下記図表はネットショッピングにおいて消費者がどの程度レビューを参考にするのかをアンケートにまとめたものです(総務省集計「平成28年版 情報通信白書のポイント」より抜粋)。
この総務省実施のアンケート回答から、どの世代においても「かなり参考にする」、「まあ参考にする」が約70%の方がレビューを参考にしていることが分かります。
コンテンツ拡散力
またSNSなど新興のメディアはコンテンツ拡散力が高いため、発信するユーザーの影響力や話題性次第で爆発的な認知を獲得することが可能です。
こうした現代を取り巻く購買行動変化・ユーザー目線の情報の信頼性向上・インターネットメディアを使った拡散力が見出され、UGCがマーケティングにおいて大きな注目を集めています。
UGCを活用すべき理由
そんな注目を集めるUGCですが、では具体的にUGCにはどんなメリットがあるのか、本章ではUGCを活用すべき理由を下記の4点に分けて確認していきましょう。
- ユーザーの生の声を拡大可能
- 購入の後押しとなる
- 既存ユーザーのロイヤリティ向上ができる
- 施策改善のヒントとなる
ユーザーの生の声を拡大可能
第一のメリットとして、ユーザーによって投稿されたUGCを企業側が拡散することで、新規のユーザーへ生の声を届けることができます。
企業のアクションとともにSNSプラットフォームを利用するユーザー間でも自然発生的に拡散が進めば、さまざまなユーザーに対して同じ消費者の立場からの目線で商品情報が入ってくるため、共感が生まれやすい点も大きな特徴です。
購入の後押しとなる
多くのSNSでは埋め込みタグ形式の共有機能を搭載しており、ECサイトやLP内に投稿リンクを設置できます。
共有によりコード埋め込みで元の投稿の形式のままサイトの一部に掲載でき、またユーザーの購買体験をビジュアル面からもダイレクトに届けることが可能になります。
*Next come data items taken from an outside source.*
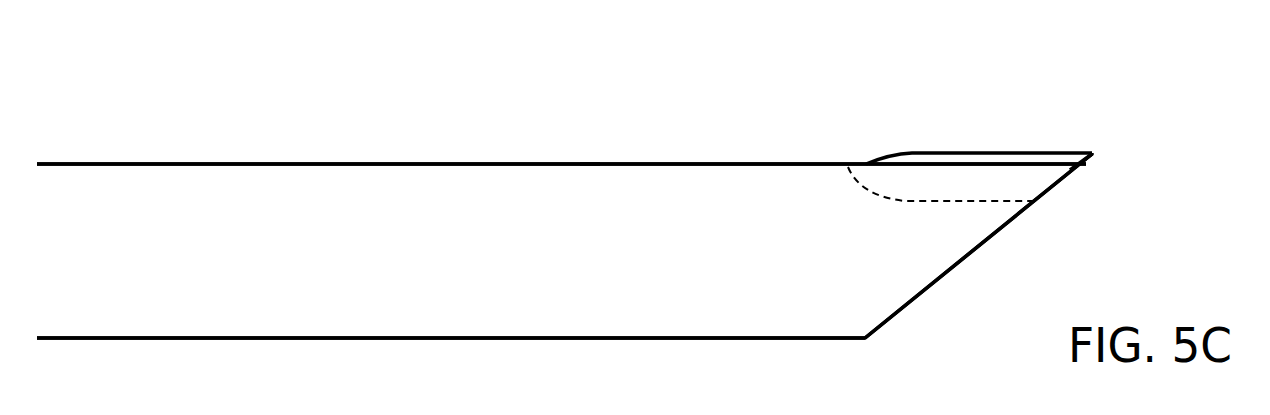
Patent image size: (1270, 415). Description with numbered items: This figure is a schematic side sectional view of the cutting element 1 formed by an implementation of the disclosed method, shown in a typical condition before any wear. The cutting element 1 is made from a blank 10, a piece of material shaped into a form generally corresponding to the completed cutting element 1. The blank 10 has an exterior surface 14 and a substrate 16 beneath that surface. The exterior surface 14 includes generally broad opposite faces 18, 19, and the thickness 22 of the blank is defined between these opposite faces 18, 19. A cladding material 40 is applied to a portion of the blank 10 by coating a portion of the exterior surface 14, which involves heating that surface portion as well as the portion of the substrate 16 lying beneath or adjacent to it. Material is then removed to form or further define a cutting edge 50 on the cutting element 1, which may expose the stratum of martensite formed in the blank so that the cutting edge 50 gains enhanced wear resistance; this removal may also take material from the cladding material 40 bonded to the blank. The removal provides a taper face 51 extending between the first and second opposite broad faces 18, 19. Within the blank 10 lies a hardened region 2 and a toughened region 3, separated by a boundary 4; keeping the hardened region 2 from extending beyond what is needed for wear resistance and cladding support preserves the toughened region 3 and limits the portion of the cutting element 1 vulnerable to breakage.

The cutting element 1 is at (436, 120).
The hardened region 2 is at (1030, 180).
The toughened region 3 is at (893, 277).
The boundary 4 is at (953, 201).
The blank 10 is at (772, 86).
The exterior surface 14 is at (592, 164).
The substrate 16 is at (803, 195).
The first opposite face 18 is at (183, 162).
The second opposite face 19 is at (220, 340).
The thickness 22 is at (95, 168).
The cladding material 40 is at (960, 152).
The cutting edge 50 is at (1088, 163).
The taper face 51 is at (925, 283).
企業側の言葉だけでは安心できないユーザーへの購入の後押しとなるため有効に使いましょう。
既存ユーザーのロイヤリティ向上ができる
企業の側からユーザー投稿の引用・リアクションをすることで、企業-ユーザー間でロイヤリティ向上が可能です。
声を掛けられた側も自分の投稿を公式から反応してもらえるためブランドをより深く愛するきっかけになり関係値の構築を望めます。
結果としてSNSアカウントを通じて、企業がユーザーをより身近に感じてもらえるチャンスが生まれます。
施策改善のヒントとなる
UGCを推進することでユーザー視点からの意見が今までよりも多く流れ込んできます。
その中には批判的な意見もあるかもしれません。
しかしユーザーの生の声は施策改善の大きなヒントになりますので積極的に受け入れていきましょう。
また自社のリンクを載せたUGCが量産されれば、検索サイトや運用中の企業SNSアカウントに対する評価として被リンクとしての影響値も見逃せません。
ユーザーへの露出が増えず困っている企業にとって、UGCはサービス情報を拡散するきっかけ作りとして大きく役立ってくれます。
UGCを扱う際の注意点
あくまで企業はあるユーザーが著作権を有する投稿を「使わせてもらう立場」になるので黙って投稿を引用しては信用が落ちてしまいます。
どのユーザーの投稿か分かるように引用範囲を明確にして表記を置くなど誠実な対応が求められます。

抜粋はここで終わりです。